Der Kalif machte sich wenig aus diesem Getränk, ergriff aber die Gelegenheit, sich einem Vergnügen hinzugeben, dessen Verbot so streng war, daß man ihm nur heimlich nachgehen durfte; nachdem er das erste Glas getrunken hatte, sagte er lustig und freundlich zu dem guten Manne: »O Freund, du siehst in mir einen der ersten Großen des Kalifen und sollst den Dienst, den du mir erwiesen hast, nicht bereuen!« Der Araber war durch die Rede erfreut, dankte dem, dessen Stand er nicht gekannt hatte, und bemühte sich, ihn mit mehr Ehrerbietung zu behandeln.

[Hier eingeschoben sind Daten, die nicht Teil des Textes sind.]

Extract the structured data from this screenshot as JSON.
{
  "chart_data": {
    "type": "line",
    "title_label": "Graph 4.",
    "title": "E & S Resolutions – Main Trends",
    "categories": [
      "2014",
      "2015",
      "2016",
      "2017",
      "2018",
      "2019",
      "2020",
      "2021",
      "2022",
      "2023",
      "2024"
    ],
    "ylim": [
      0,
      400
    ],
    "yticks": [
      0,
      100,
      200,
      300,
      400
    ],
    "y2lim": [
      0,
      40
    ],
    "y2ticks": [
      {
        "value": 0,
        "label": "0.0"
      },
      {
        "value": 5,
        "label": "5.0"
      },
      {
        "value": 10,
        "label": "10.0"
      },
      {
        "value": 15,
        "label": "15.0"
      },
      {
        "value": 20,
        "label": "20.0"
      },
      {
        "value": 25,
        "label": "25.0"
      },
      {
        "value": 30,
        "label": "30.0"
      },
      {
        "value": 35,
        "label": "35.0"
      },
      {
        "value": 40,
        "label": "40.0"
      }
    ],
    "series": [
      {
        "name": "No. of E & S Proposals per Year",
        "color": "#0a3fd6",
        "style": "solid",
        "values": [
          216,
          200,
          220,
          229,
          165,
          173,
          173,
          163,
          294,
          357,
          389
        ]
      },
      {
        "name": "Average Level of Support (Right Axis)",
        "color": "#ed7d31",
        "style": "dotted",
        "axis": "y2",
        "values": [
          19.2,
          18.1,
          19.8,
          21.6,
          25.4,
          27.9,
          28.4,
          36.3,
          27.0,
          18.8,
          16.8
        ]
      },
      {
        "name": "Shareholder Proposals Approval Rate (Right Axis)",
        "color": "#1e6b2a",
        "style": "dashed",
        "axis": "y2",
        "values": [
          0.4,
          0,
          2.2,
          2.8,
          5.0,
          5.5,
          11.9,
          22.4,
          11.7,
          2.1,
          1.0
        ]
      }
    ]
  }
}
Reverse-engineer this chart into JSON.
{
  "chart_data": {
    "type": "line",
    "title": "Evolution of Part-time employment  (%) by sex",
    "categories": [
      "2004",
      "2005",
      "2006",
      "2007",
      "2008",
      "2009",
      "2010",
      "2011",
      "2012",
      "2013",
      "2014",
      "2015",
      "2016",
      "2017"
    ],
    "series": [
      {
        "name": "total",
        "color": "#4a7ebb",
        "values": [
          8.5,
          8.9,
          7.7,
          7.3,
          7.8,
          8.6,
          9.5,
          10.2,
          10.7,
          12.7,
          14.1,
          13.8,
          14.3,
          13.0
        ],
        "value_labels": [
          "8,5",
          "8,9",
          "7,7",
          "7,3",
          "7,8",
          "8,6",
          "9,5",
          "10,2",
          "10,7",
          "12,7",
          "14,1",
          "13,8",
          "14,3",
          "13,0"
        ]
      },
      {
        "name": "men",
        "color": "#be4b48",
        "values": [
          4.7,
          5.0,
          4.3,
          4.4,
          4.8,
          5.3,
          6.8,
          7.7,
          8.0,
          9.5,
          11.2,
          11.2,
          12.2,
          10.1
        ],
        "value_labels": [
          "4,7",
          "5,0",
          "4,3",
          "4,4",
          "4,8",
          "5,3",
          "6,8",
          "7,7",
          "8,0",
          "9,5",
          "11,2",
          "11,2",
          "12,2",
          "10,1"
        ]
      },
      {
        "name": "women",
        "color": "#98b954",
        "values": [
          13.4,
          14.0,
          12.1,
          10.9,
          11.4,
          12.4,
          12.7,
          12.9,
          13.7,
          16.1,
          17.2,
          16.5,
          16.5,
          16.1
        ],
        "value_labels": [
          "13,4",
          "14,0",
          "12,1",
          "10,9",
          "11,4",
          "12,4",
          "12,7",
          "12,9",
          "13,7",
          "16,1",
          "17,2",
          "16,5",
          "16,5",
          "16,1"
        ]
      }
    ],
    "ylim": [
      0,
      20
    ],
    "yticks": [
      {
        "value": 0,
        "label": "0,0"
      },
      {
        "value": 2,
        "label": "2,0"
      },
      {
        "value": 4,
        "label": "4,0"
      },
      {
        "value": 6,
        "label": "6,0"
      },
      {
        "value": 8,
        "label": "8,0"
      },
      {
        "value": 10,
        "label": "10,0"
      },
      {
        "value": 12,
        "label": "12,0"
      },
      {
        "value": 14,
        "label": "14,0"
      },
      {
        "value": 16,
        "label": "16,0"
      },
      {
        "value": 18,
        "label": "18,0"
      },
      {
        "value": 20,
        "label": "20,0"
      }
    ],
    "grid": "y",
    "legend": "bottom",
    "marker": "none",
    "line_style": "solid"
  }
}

Der angebliche Große des Sultans wandte sich bald wieder dem Kruge zu; Vergnügen und Gemütlichkeit vermehrten sich mit jedem Glase: »O lieber Gastgeber,« sagte er zu dem Beduinen, »ich habe dir eine Unwahrheit gesagt, derer ich mich schäme: sieh in mir den Günstling des Kalifen und seinen besten Freund; ich will mich nicht mehr der Freundschaft erfreuen, mit der mich der Fürst beehrt, wenn ich ihn nicht zu Wohltaten dir gegenüber bestimmen kann!«

Bei solchen Worten wußte der Araber nicht, wie er seinem neuen Beschützer seine Ehrfurcht bezeigen sollte; er stand auf, küßte den Saum seines Gewandes und beschwor ihn, des Trankes, den er ihm so liebenswürdig dargeboten hatte, nicht zu sparen. Al-Mahdi, der am Weine Geschmack bekam, ließ sich nicht lange nötigen: »Ich finde, daß der Wein die Wahrheit herausfordert,« sprach er zu seinem Wirte; »ich bin weder ein Großer noch Günstling des Kalifen, wohl aber der Kalif selbst, und ich wiederhole alle Versprechungen, die ich dir gemacht habe!« Bei dieser Rede hörte der Araber mit Einschenken auf, und als er den Krug zumachte und sich anschickte, ihn wegzustellen, sagte der Fürst, der Freude und Ehrerbietungsbezeigungen erwartet hatte: »Was tust du denn?« Der Araber erwiderte: »Oh, wer du auch seist, ich will dich daran hindern, noch mehr zu trinken; zum ersten Male gibst du dich für einen großen Herrn aus, und ich hatte keine Not, es dir zu glauben, zum zweiten Male bist du schon der Günstling des Kalifen, und dieser Titel flößte mir Hochachtung ein; zum dritten nennst du dich gar den Kalifen selbst; zum vierten Male würdest du dich zweifelsohne als den Propheten bezeichnen, und zum fünften als hochheiligen Allah in eigener Person. Ich fühle, daß ich das nicht alles mit gutem Glauben hinnehmen kann!«

Al-Mahdi konnte sich eines Gelächters ob dieser Einfalt nicht erwehren, und weil er fühlte, daß der Wein seinen Kopf zu benebeln begann, legte er sich auf die Teppiche nieder, die sein Wirt hergerichtet hatte. Am folgenden Morgen war der Weinrausch vorüber, er stieg zu Pferde und nahm den Araber, der nicht wußte, was er von allem, das er gehört hatte, halten sollte, als Führer und überzeugte ihn bei seiner Ankunft in Bagdad, daß er in Wahrheit der Kalif war, und bezahlte ihn mit Reichtümern, die ihn in den Stand setzten, alle Bewohner, die das zeitweilige Mißgeschick dazu gezwungen hatte, das Land, in dem sie wohnten, zu verlassen, wieder zurückzurufen.